The three-day security conference is being attended by dozens of senior figures, including the leaders of Germany and France, US Vice President Kamala Harris, US Secretary of State Antony Blinken.
European Union chief Ursula von der Leyen told a security forum that allies must “double down” on military support for Ukraine, as it fights back against Russian forces.
“We have to double down and we have to continue the really massive support that is necessary (so) that these imperialistic plans of (President Vladimir) Putin will completely fail,” she told the Munich Security Conference.
President Joe Biden will be “messaging” Russian counterpart Vladimir Putin when he speaks in Warsaw next week, while hailing Nato’s unprecedented effort to help Ukrainians save their country as the war reaches the one-year mark.

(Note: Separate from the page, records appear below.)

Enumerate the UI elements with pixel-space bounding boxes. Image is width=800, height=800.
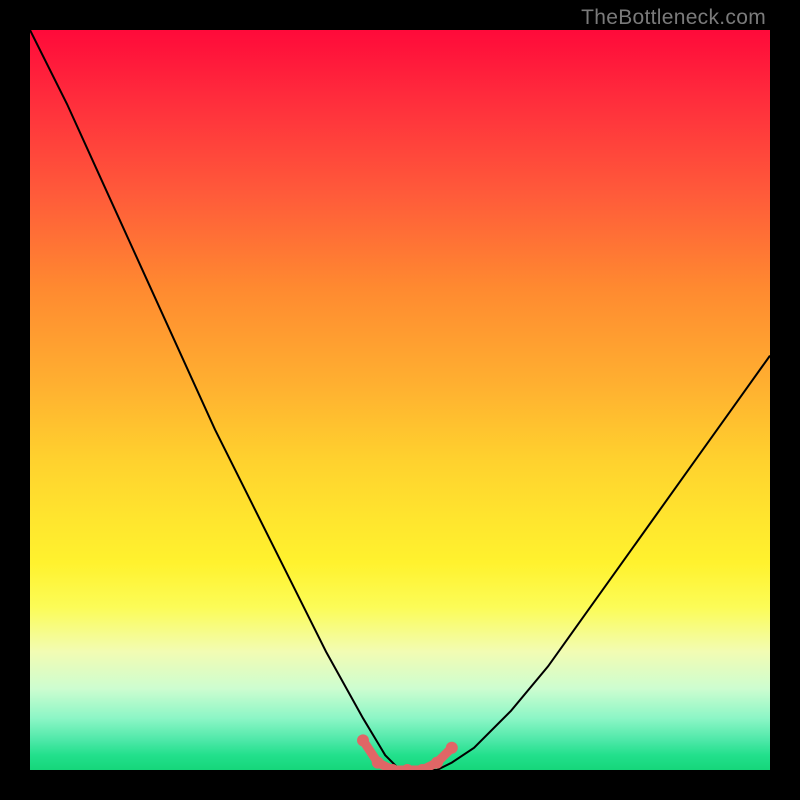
trough-marker-dot (416, 764, 428, 770)
trough-marker-line (363, 740, 452, 770)
trough-marker-dot (387, 764, 399, 770)
bottleneck-curve-svg (30, 30, 770, 770)
plot-area (30, 30, 770, 770)
chart-frame: TheBottleneck.com (0, 0, 800, 800)
trough-marker-dot (357, 734, 369, 746)
trough-marker-dot (446, 742, 458, 754)
watermark-text: TheBottleneck.com (581, 6, 766, 30)
trough-marker-dot (431, 757, 443, 769)
trough-marker-dot (401, 764, 413, 770)
trough-marker-dot (372, 757, 384, 769)
bottleneck-curve-path (30, 30, 770, 770)
trough-marker-group (357, 734, 458, 770)
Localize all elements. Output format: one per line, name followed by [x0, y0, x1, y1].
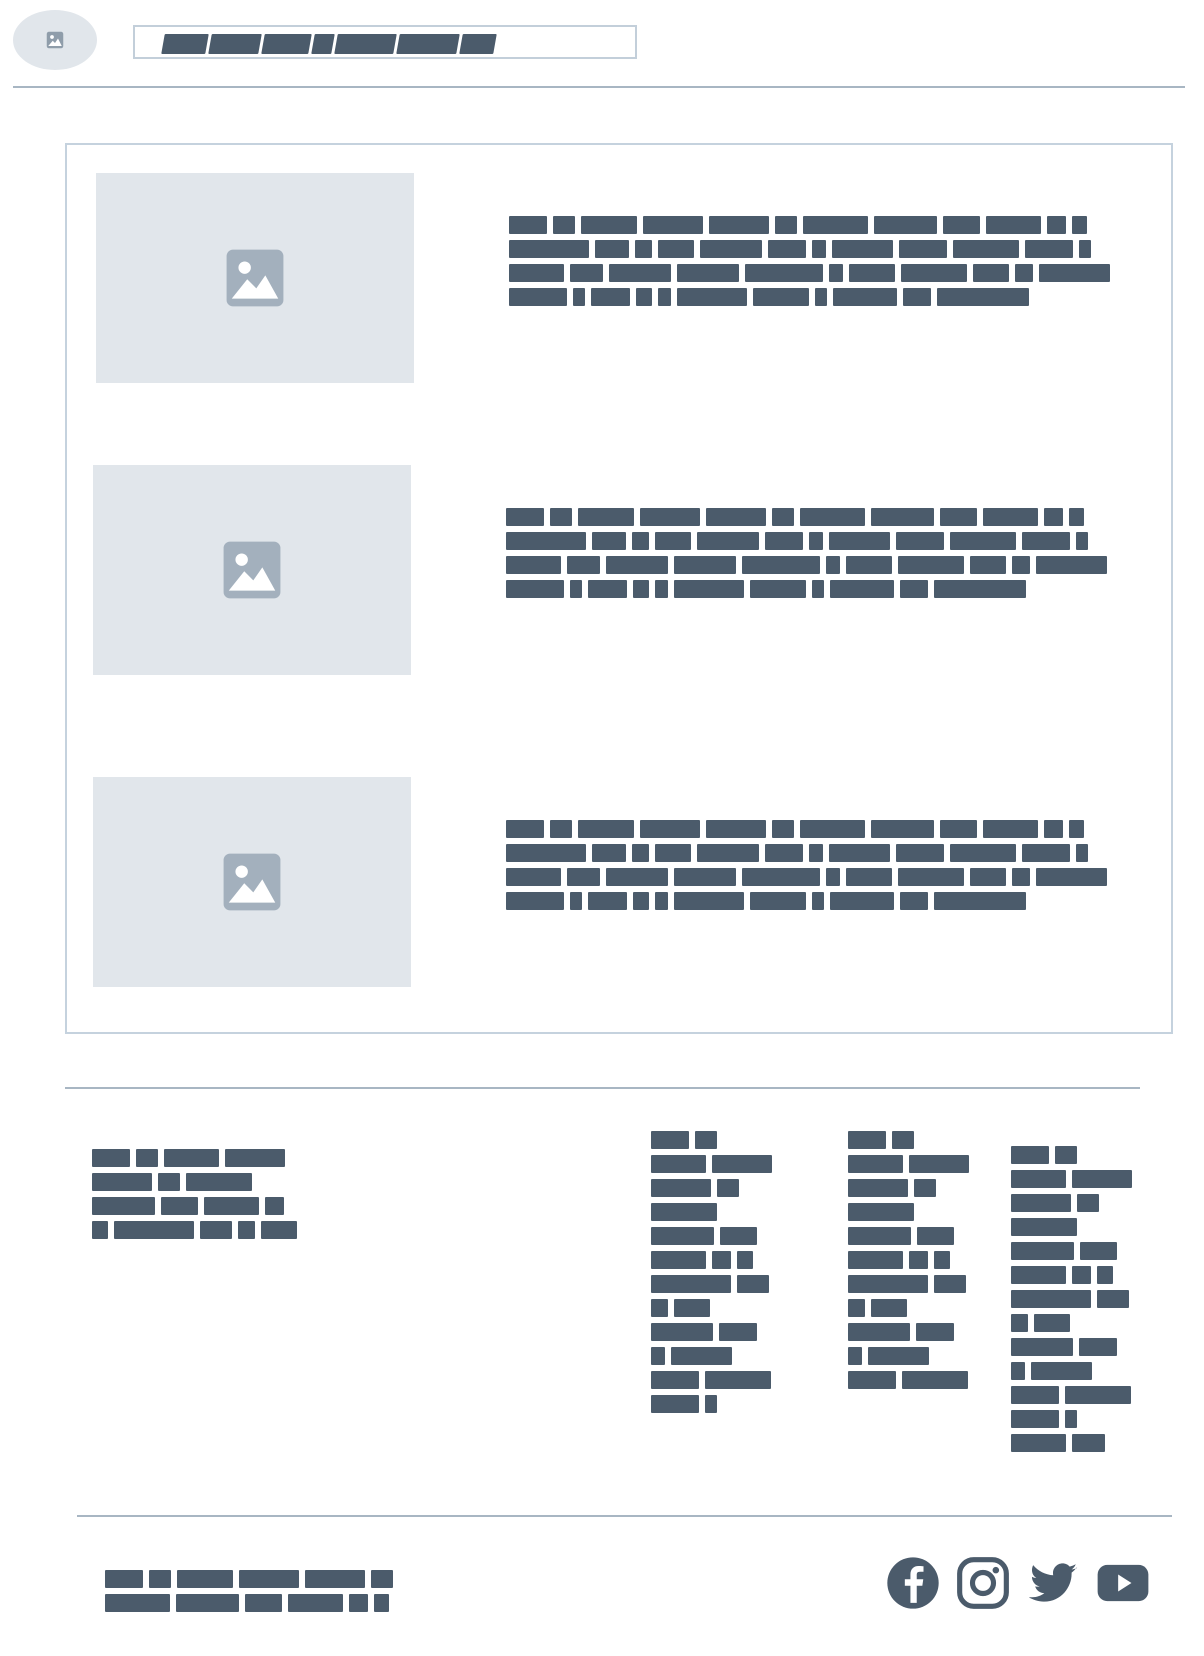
search-text-redacted: [161, 34, 497, 54]
footer-link[interactable]: [651, 1154, 791, 1174]
media-row-3: [93, 777, 1133, 987]
media-row-2: [93, 465, 1133, 675]
footer-link[interactable]: [651, 1394, 791, 1414]
footer-link[interactable]: [1011, 1145, 1151, 1165]
youtube-icon[interactable]: [1094, 1554, 1152, 1612]
footer-link[interactable]: [651, 1346, 791, 1366]
social-links: [884, 1554, 1152, 1612]
thumbnail[interactable]: [93, 777, 411, 987]
footer-link[interactable]: [651, 1298, 791, 1318]
footer-link[interactable]: [651, 1250, 791, 1270]
footer-link[interactable]: [848, 1130, 988, 1150]
image-icon: [46, 31, 64, 49]
footer-links-col-1: [651, 1130, 791, 1418]
footer-link[interactable]: [651, 1130, 791, 1150]
image-icon: [223, 541, 281, 599]
footer-link[interactable]: [1011, 1409, 1151, 1429]
row-text-redacted: [506, 819, 1111, 915]
footer-link[interactable]: [651, 1226, 791, 1246]
footer-link[interactable]: [848, 1370, 988, 1390]
footer-link[interactable]: [848, 1250, 988, 1270]
image-icon: [223, 853, 281, 911]
footer-link[interactable]: [848, 1322, 988, 1342]
copyright-redacted: [105, 1569, 405, 1617]
logo[interactable]: [13, 10, 97, 70]
footer-link[interactable]: [1011, 1313, 1151, 1333]
header-divider: [13, 86, 1185, 88]
section-divider: [65, 1087, 1140, 1089]
content-card: [65, 143, 1173, 1034]
row-text-redacted: [506, 507, 1111, 603]
footer-link[interactable]: [651, 1370, 791, 1390]
thumbnail[interactable]: [93, 465, 411, 675]
instagram-icon[interactable]: [954, 1554, 1012, 1612]
footer-link[interactable]: [1011, 1361, 1151, 1381]
footer-link[interactable]: [1011, 1217, 1151, 1237]
media-row-1: [96, 173, 1136, 383]
footer-link[interactable]: [848, 1178, 988, 1198]
twitter-icon[interactable]: [1024, 1554, 1082, 1612]
footer-link[interactable]: [848, 1202, 988, 1222]
row-text-redacted: [509, 215, 1114, 311]
footer-link[interactable]: [1011, 1241, 1151, 1261]
footer-link[interactable]: [651, 1274, 791, 1294]
footer-link[interactable]: [1011, 1265, 1151, 1285]
page: [0, 0, 1204, 1656]
facebook-icon[interactable]: [884, 1554, 942, 1612]
footer-link[interactable]: [1011, 1385, 1151, 1405]
image-icon: [226, 249, 284, 307]
footer-link[interactable]: [848, 1346, 988, 1366]
footer-link[interactable]: [651, 1202, 791, 1222]
footer-link[interactable]: [1011, 1193, 1151, 1213]
footer-link[interactable]: [651, 1178, 791, 1198]
footer-divider: [77, 1515, 1172, 1517]
footer-link[interactable]: [848, 1298, 988, 1318]
footer-link[interactable]: [1011, 1433, 1151, 1453]
footer-link[interactable]: [848, 1154, 988, 1174]
footer-link[interactable]: [1011, 1289, 1151, 1309]
footer-link[interactable]: [848, 1226, 988, 1246]
thumbnail[interactable]: [96, 173, 414, 383]
footer-links-col-3: [1011, 1145, 1151, 1457]
footer-links-col-2: [848, 1130, 988, 1394]
footer-link[interactable]: [1011, 1169, 1151, 1189]
footer-link[interactable]: [848, 1274, 988, 1294]
footer-link[interactable]: [1011, 1337, 1151, 1357]
footer-blurb-redacted: [92, 1148, 312, 1244]
footer-link[interactable]: [651, 1322, 791, 1342]
search-input[interactable]: [133, 25, 637, 59]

The White House says Biden will give the speech in Poland—a key US ally and fulcrum of vast efforts to arm Ukraine and receive refugees—on Tuesday.
That’s the same day Putin is set to give his own speech in Moscow, three days from the February 24th anniversary of Russian tanks rolling into Ukraine.
Biden will be commemorating the partnership between Nato countries and what was to many an unexpectedly well-organised Ukrainian military, which has not only repelled Russian forces from the capital but recaptured swaths of territory.
Biden will touch down in Warsaw on Tuesday and meet with Polish President Andrzej Duda. On Wednesday he meets with leaders of the Bucharest Nine, a group of Nato members in eastern Europe—Bulgaria, Czech Republic, Estonia, Hungary, Latvia, Lithuania, Poland, Romania and Slovakia.